Integrating multiple sources of pharmacovigilance evidence has the potential to advance the science of safety signal detection and evaluation. In this regard, there is a need for more research on how to integrate multiple disparate evidence sources while making the evidence computable from a knowledge representation perspective (i.e., semantic enrichment). Existing frameworks suggest well-promising outcomes for such integration but employ a rather limited number of sources. In particular, none have been specifically designed to support both regulatory and clinical use cases, nor have any been designed to add new resources and use cases through an open architecture. This paper discusses the architecture and functionality of a system called Large-scale Adverse Effects Related to Treatment Evidence Standardization (LAERTES) that aims to address these shortcomings.

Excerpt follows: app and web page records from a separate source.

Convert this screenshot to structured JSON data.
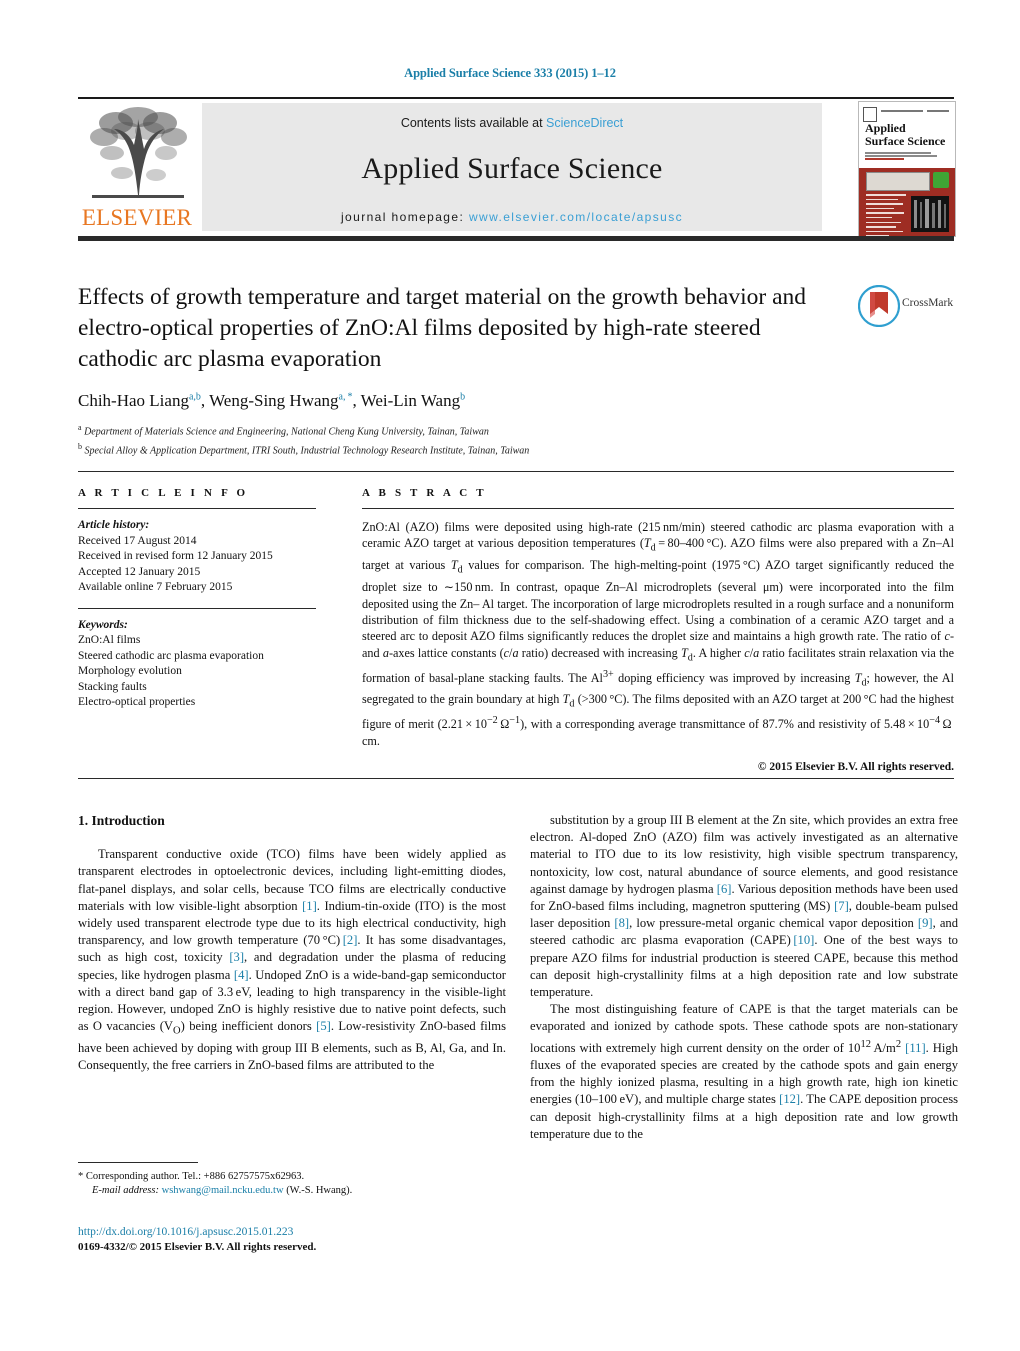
{
  "running_head": "Applied Surface Science 333 (2015) 1–12",
  "masthead": {
    "publisher_wordmark": "ELSEVIER",
    "contents_prefix": "Contents lists available at ",
    "contents_link": "ScienceDirect",
    "journal_title": "Applied Surface Science",
    "homepage_prefix": "journal homepage: ",
    "homepage_link": "www.elsevier.com/locate/apsusc",
    "cover": {
      "title_line1": "Applied",
      "title_line2": "Surface Science"
    },
    "link_color": "#3a9fd4",
    "wordmark_color": "#e87722"
  },
  "article": {
    "title": "Effects of growth temperature and target material on the growth behavior and electro-optical properties of ZnO:Al films deposited by high-rate steered cathodic arc plasma evaporation",
    "authors_html": "Chih-Hao Liang<sup>a,b</sup>, Weng-Sing Hwang<sup>a, *</sup>, Wei-Lin Wang<sup>b</sup>",
    "affiliations": [
      "Department of Materials Science and Engineering, National Cheng Kung University, Tainan, Taiwan",
      "Special Alloy & Application Department, ITRI South, Industrial Technology Research Institute, Tainan, Taiwan"
    ],
    "crossmark_label": "CrossMark"
  },
  "info": {
    "heading": "A R T I C L E   I N F O",
    "history_label": "Article history:",
    "history": [
      "Received 17 August 2014",
      "Received in revised form 12 January 2015",
      "Accepted 12 January 2015",
      "Available online 7 February 2015"
    ],
    "keywords_label": "Keywords:",
    "keywords": [
      "ZnO:Al films",
      "Steered cathodic arc plasma evaporation",
      "Morphology evolution",
      "Stacking faults",
      "Electro-optical properties"
    ]
  },
  "abstract": {
    "heading": "A B S T R A C T",
    "text_html": "ZnO:Al (AZO) films were deposited using high-rate (215 nm/min) steered cathodic arc plasma evaporation with a ceramic AZO target at various deposition temperatures (<i>T</i><sub>d</sub> = 80–400 °C). AZO films were also prepared with a Zn–Al target at various <i>T</i><sub>d</sub> values for comparison. The high-melting-point (1975 °C) AZO target significantly reduced the droplet size to ∼150 nm. In contrast, opaque Zn–Al microdroplets (several μm) were incorporated into the film deposited using the Zn– Al target. The incorporation of large microdroplets resulted in a rough surface and a nonuniform distribution of film thickness due to the self-shadowing effect. Using a combination of a ceramic AZO target and a steered arc to deposit AZO films significantly reduces the droplet size and maintains a high growth rate. The ratio of <i>c</i>- and <i>a</i>-axes lattice constants (<i>c</i>/<i>a</i> ratio) decreased with increasing <i>T</i><sub>d</sub>. A higher <i>c</i>/<i>a</i> ratio facilitates strain relaxation via the formation of basal-plane stacking faults. The Al<sup>3+</sup> doping efficiency was improved by increasing <i>T</i><sub>d</sub>; however, the Al segregated to the grain boundary at high <i>T</i><sub>d</sub> (>300 °C). The films deposited with an AZO target at 200 °C had the highest figure of merit (2.21 × 10<sup>−2</sup> Ω<sup>−1</sup>), with a corresponding average transmittance of 87.7% and resistivity of 5.48 × 10<sup>−4</sup> Ω cm.",
    "copyright": "© 2015 Elsevier B.V. All rights reserved."
  },
  "body": {
    "section_heading": "1.  Introduction",
    "left_paragraphs_html": [
      "Transparent conductive oxide (TCO) films have been widely applied as transparent electrodes in optoelectronic devices, including light-emitting diodes, flat-panel displays, and solar cells, because TCO films are electrically conductive materials with low visible-light absorption <span class=\"ref\">[1]</span>. Indium-tin-oxide (ITO) is the most widely used transparent electrode type due to its high electrical conductivity, high transparency, and low growth temperature (70 °C) <span class=\"ref\">[2]</span>. It has some disadvantages, such as high cost, toxicity <span class=\"ref\">[3]</span>, and degradation under the plasma of reducing species, like hydrogen plasma <span class=\"ref\">[4]</span>. Undoped ZnO is a wide-band-gap semiconductor with a direct band gap of 3.3 eV, leading to high transparency in the visible-light region. However, undoped ZnO is highly resistive due to native point defects, such as O vacancies (V<sub>O</sub>) being inefficient donors <span class=\"ref\">[5]</span>. Low-resistivity ZnO-based films have been achieved by doping with group III B elements, such as B, Al, Ga, and In. Consequently, the free carriers in ZnO-based films are attributed to the"
    ],
    "right_paragraphs_html": [
      "substitution by a group III B element at the Zn site, which provides an extra free electron. Al-doped ZnO (AZO) film was actively investigated as an alternative material to ITO due to its low resistivity, high visible spectrum transparency, nontoxicity, low cost, natural abundance of source elements, and good resistance against damage by hydrogen plasma <span class=\"ref\">[6]</span>. Various deposition methods have been used for ZnO-based films including, magnetron sputtering (MS) <span class=\"ref\">[7]</span>, double-beam pulsed laser deposition <span class=\"ref\">[8]</span>, low pressure-metal organic chemical vapor deposition <span class=\"ref\">[9]</span>, and steered cathodic arc plasma evaporation (CAPE) <span class=\"ref\">[10]</span>. One of the best ways to prepare AZO films for industrial production is steered CAPE, because this method can deposit high-crystallinity films at a high deposition rate and low substrate temperature.",
      "The most distinguishing feature of CAPE is that the target materials can be evaporated and ionized by cathode spots. These cathode spots are non-stationary locations with extremely high current density on the order of 10<sup>12</sup> A/m<sup>2</sup> <span class=\"ref\">[11]</span>. High fluxes of the evaporated species are created by the cathode spots and gain energy from the highly ionized plasma, resulting in a high growth rate, high ion kinetic energies (10–100 eV), and multiple charge states <span class=\"ref\">[12]</span>. The CAPE deposition process can deposit high-crystallinity films at a high deposition rate and low growth temperature due to the"
    ]
  },
  "footnote": {
    "marker": "*",
    "corresponding": "Corresponding author. Tel.: +886 62757575x62963.",
    "email_label": "E-mail address:",
    "email": "wshwang@mail.ncku.edu.tw",
    "email_suffix": "(W.-S. Hwang)."
  },
  "footer": {
    "doi": "http://dx.doi.org/10.1016/j.apsusc.2015.01.223",
    "issn_line": "0169-4332/© 2015 Elsevier B.V. All rights reserved."
  }
}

LAERTES provides a standardized, open, and scalable architecture for linking evidence sources relevant to the association of drugs with health outcomes of interest (HOIs). Standard terminologies are used to represent different entities. For example, drugs and HOIs are represented in RxNorm and Systematized Nomenclature of Medicine -- Clinical Terms respectively. At the time of this writing, six evidence sources have been loaded into the LAERTES evidence base and are accessible through prototype evidence exploration user interface and a set of Web application programming interface services. This system operates within a larger software stack provided by the Observational Health Data Sciences and Informatics clinical research framework, including the relational Common Data Model for observational patient data created by the Observational Medical Outcomes Partnership. Elements of the Linked Data paradigm facilitate the systematic and scalable integration of relevant evidence sources.
The prototype LAERTES system provides useful functionality while creating opportunities for further research. Future work will involve improving the method for normalizing drug and HOI concepts across the integrated sources, aggregated evidence at different levels of a hierarchy of HOI concepts, and developing more advanced user interface for drug-HOI investigations.